Rouge de honte, l'anglais se contenta de grommeler une remarque incompréhensible. Hors de question que tout le monde apprenne qu'il avait effectivement appris deux ou trois choses grâce à marraine la bonne fée. Même si ses sorts de transformation l'aidaient bien à se nourrir lorsqu'il fallait changer ses plats en quelque chose de comestible.

- Bref, que puis-je pour vous, mes chers enfants ?

- Nous aurions besoin de nous rendre là où est son prince charmant sans être reconnus ou entendus, expliqua la jeune femme avec un grand sourire.

- Aucun problème, mais la magie ça prend un certain temps.

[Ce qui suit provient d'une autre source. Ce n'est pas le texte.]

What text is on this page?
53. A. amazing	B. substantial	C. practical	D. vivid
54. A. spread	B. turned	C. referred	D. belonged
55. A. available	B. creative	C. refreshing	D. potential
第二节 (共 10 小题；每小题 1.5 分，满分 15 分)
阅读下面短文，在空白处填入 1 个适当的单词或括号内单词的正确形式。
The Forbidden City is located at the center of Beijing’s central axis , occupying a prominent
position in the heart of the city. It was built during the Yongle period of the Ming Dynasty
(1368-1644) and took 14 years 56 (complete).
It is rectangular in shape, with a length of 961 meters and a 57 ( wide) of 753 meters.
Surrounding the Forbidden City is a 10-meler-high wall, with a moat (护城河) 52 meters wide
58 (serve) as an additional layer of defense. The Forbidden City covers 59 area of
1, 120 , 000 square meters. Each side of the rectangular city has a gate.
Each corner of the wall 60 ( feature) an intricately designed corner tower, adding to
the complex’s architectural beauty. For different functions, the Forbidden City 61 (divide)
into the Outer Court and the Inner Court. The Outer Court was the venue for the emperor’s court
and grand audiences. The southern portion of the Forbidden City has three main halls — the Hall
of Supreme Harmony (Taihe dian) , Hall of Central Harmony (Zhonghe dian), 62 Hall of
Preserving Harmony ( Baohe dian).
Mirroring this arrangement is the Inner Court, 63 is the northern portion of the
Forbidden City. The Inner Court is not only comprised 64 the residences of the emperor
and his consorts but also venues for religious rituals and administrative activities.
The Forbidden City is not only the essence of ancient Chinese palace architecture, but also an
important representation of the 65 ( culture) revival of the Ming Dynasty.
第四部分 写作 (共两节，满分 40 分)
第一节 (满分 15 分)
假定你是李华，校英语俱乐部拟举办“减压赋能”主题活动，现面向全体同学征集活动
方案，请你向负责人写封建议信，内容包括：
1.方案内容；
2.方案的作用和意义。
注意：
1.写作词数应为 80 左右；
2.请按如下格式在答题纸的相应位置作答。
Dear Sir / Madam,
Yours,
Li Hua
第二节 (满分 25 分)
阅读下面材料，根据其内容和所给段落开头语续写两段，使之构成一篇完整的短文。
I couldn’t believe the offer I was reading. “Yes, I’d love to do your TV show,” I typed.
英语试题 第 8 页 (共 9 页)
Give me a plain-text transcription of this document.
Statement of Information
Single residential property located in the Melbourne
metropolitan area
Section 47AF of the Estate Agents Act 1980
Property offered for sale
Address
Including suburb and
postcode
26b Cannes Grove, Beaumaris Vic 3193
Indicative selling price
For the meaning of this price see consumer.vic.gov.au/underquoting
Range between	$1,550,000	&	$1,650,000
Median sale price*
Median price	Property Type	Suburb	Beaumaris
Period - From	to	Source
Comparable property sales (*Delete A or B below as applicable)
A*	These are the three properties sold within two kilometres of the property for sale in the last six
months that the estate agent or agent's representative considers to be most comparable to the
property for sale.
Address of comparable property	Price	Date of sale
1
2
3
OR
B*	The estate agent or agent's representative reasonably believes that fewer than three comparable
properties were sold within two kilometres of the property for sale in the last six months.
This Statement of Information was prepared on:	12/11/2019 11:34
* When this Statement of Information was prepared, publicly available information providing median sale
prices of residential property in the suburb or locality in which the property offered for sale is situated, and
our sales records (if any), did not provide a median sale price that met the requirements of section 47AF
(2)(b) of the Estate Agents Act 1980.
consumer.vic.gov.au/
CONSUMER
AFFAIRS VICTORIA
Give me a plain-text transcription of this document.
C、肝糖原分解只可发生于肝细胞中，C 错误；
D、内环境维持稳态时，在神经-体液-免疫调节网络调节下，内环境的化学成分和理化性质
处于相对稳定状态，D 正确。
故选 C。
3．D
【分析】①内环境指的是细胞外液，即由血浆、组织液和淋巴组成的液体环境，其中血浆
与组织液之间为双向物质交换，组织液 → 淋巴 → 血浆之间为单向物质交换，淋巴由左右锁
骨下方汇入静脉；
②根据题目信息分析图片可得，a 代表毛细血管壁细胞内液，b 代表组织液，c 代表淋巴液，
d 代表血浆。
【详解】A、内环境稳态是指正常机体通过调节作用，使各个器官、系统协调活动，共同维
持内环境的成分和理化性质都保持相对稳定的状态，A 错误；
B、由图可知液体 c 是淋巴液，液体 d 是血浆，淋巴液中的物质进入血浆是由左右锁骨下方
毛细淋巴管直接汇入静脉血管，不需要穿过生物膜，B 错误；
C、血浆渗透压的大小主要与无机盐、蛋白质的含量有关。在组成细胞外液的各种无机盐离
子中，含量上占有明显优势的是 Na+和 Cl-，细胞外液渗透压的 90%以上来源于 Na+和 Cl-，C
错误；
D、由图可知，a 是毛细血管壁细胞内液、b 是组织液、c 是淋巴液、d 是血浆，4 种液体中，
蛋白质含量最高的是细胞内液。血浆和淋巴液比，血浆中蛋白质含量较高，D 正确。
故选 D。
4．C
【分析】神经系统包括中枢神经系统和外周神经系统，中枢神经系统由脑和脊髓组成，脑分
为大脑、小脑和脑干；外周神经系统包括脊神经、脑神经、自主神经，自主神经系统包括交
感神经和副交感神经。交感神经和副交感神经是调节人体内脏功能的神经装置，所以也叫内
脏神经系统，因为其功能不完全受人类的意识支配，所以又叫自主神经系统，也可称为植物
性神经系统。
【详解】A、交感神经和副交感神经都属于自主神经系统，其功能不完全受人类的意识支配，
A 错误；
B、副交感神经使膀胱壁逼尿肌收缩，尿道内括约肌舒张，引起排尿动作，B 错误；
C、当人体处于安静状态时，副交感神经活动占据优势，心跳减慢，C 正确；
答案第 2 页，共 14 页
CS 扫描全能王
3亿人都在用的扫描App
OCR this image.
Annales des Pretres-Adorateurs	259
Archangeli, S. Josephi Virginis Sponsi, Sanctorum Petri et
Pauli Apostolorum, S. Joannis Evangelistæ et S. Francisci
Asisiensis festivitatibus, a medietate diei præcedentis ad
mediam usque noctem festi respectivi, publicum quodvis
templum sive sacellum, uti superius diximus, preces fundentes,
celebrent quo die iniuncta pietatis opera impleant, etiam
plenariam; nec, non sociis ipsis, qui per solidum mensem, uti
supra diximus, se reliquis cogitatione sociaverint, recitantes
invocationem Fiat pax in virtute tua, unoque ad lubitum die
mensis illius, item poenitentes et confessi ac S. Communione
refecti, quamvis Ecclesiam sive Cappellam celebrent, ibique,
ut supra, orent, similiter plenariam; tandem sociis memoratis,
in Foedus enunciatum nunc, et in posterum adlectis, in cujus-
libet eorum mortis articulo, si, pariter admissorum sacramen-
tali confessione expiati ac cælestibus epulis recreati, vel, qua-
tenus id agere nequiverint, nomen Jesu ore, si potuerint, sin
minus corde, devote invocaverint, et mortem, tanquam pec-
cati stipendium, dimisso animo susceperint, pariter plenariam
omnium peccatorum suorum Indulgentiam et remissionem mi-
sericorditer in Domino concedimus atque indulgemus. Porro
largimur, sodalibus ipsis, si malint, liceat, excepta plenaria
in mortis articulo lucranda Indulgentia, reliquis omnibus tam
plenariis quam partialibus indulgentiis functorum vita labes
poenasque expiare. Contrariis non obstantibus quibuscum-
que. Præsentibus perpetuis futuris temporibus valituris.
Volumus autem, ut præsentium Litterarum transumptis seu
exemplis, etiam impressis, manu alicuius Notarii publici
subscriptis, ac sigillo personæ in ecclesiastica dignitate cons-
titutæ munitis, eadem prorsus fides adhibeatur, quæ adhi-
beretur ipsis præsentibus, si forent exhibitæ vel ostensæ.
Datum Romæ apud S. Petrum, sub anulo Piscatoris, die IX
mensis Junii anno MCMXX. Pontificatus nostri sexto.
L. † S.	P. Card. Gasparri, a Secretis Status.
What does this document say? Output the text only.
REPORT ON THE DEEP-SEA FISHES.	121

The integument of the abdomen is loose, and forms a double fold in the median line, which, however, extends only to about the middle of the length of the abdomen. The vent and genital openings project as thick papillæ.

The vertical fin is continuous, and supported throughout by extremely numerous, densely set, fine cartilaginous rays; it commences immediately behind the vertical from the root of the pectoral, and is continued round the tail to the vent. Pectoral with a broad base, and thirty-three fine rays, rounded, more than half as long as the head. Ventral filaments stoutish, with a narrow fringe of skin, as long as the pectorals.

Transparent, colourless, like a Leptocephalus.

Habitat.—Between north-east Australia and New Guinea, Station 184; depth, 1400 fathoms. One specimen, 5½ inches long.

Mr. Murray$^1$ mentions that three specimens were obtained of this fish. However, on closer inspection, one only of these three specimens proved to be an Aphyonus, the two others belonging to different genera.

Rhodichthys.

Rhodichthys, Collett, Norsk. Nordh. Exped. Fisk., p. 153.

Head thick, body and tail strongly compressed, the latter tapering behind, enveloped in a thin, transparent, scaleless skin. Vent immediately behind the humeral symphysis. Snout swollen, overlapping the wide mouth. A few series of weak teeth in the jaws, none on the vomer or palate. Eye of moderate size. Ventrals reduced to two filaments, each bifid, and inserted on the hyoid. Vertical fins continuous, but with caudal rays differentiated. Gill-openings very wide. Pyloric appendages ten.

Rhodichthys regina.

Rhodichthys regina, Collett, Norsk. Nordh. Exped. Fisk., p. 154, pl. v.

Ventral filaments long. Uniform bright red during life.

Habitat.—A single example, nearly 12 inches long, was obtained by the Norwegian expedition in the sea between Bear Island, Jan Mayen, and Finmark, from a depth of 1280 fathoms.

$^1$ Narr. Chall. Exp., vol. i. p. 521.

Alors, poursuivit-elle en réfléchissant, il faut que je me souvienne de la formule magique...

- On en a encore pour un moment, soupira Arthur.

- Ah, ça y est ! Bibidi, bobidi, boo !

Dans une explosion de paillettes argentées, les trois personnes disparurent. Quelques instants plus tard, Arthur et Cendrillon réapparaissaient seuls sur le parvis de Notre-Dame de Paris. Avec un sourire angélique, la jeune femme ouvrit discrètement la porte et poussa l'anglais à l'intérieur, juste à temps pour entendre une conversation animée entre une jeune femme brune et un grand blond, dont Arthur reconnut immédiatement la voix.

- En réalité, je ne supporte pas l'idée de le voir avec un autre parce que personne ne le mérite. Pas même moi. Mais je suis certain d'être celui qui est prêt à faire le plus d'effort pour y parvenir.


Comment ça je suis trop fleur bleue ? Moi ? Naaaaaan vous vous faites des idées. Je suis dark et ténébreuse. Si si, pour de vrai.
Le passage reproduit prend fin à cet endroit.